Psicólogos de diferentes correntes concordam que a confusão entre fantasia e realidade é normal e faz parte de uma fase crucial do desenvolvimento, entre os 3 e os 7 anos de idade, mas alertam para a necessidade de que os pais combatam as mentiras deliberadas e arquitetadas pela criança para se livrar de alguma responsabilidade ou levar outro tipo de vantagem. A principal dificuldade da família é identificar quando os filhos estão de fato falando a verdade ou quando estão dando asas à imaginação. A melhor reação ao ouvir uma história cabeluda da boca da criança é não acreditar em tudo nem duvidar completamente. É preciso cautela para filtrar a realidade, tarefa que requer conversa paciente e boa dose de habilidade. Ela pode dizer que apanhou da professora no colégio, mas talvez tenha apenas ficado impressionada com uma bronca.
“Os pais só devem se preocupar quando a criança tiver o objetivo claro de fugir da realidade e não enfrentar determinadas situações”, diz a psicóloga Magdalena Ramos, coordenadora do Núcleo de Casal e Família da Pontifícia Universidade Católica de São Paulo. O ideal é ficar no meio-termo, já que o excesso de fantasia pode revelar egocentrismo elevado e o oposto indica amadurecimento precoce. Na idade pré-escolar, as crianças aprendem a usar símbolos – trocam um objeto por outro, uma palavra por outra. “Se alguém fala sobre o Sol e a Lua e a criança imagina que o Sol é o pai e a Lua é a mãe, aquilo se torna uma verdade para ela”, exemplifica o psiquiatra e psicólogo Haim Grunspun, que há três décadas mantém em São Paulo um consultório especializado em crianças. Só mais tarde, por volta dos 7 anos, meninos e meninas começam a trocar a simbolização pura pela compreensão de uma linguagem mais elaborada. Ele ressalta que as crianças não são sempre boazinhas e muitas vezes mentem de propósito, com o objetivo de prejudicar alguém, especialmente se estão vivendo um momento difícil, como a separação dos pais. Podem, por exemplo, inventar que o novo namorado da mãe a agrediu, só para provocar reação do pai – uma tentativa ingênua de vê-los novamente juntos.

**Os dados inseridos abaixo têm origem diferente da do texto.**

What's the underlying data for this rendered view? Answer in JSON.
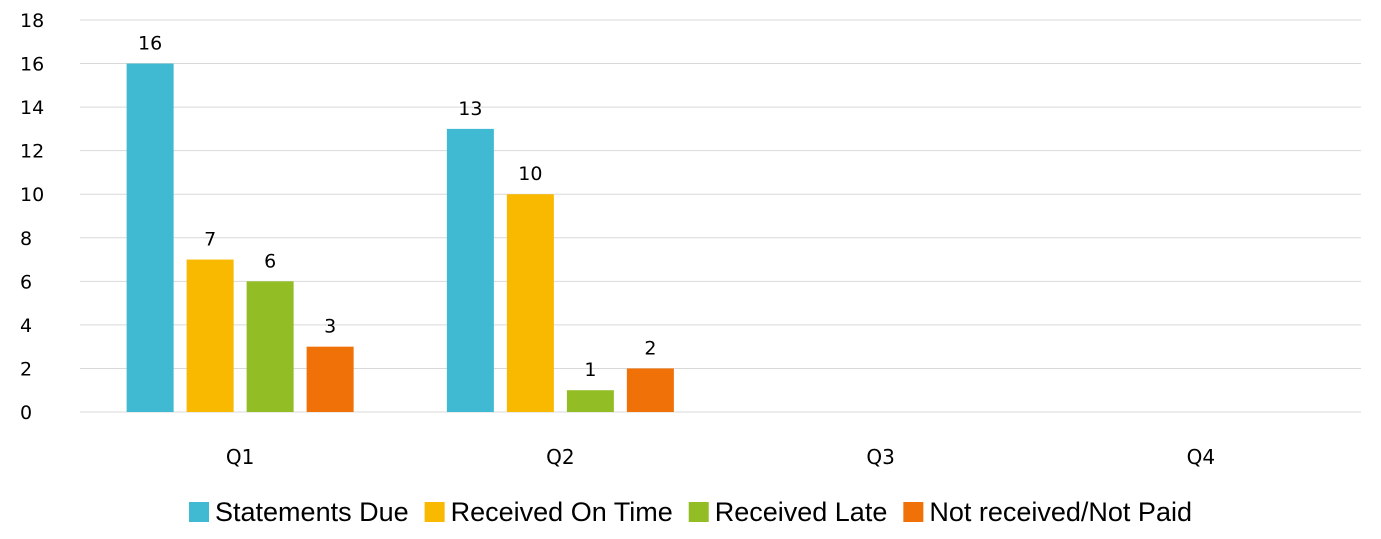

Numa idade mais avançada, ali pelos 10 anos, o emprego bastante freqüente de histórias fantasiosas, entretanto, pode revelar problema sério e ser diagnosticado como mitomania, a tendência doentia a mentir. Um dos indícios é a permanência do “amigo imaginário”, uma criação típica da faixa pré-escolar que tende a desaparecer com o convívio com outras crianças. Distúrbio similar é a síndrome de Munchausen, em que a criança finge doenças para chamar a atenção. “Percebemos a síndrome quando a criança começa a reclamar de dores sem explicação neurológica, como formigamento ao redor dos pulsos”, exemplifica Grunspun. A criança também costuma chorar sem motivo.
O tratamento da mitomania em consultório, depois de diagnosticada por meio de testes psicológicos, costuma prolongar-se por até dois anos e é feito com base na observação lúdica, ou seja, o psicólogo vê como a criança age livremente ao brincar, desenhar ou simplesmente conversar e a corrige gradualmente. A missão é deixar evidente a separação entre o mundo de verdade e o reino da imaginação, algo difícil de compreender para a criança que desenvolveu essa patologia. Contudo, na imensa maioria das vezes, a “imaginação fértil” da garotada indica um crescimento saudável, mas que exige a atenção de sempre. “Um menino sadio não sai voando pela janela achando que é o Super-Homem, mas nenhum pai deve deixá-la abertaesperando que isso não aconteça”, alerta Leila Cury Tardivo, do departamento de psicologia clínica da Universidade de São Paulo.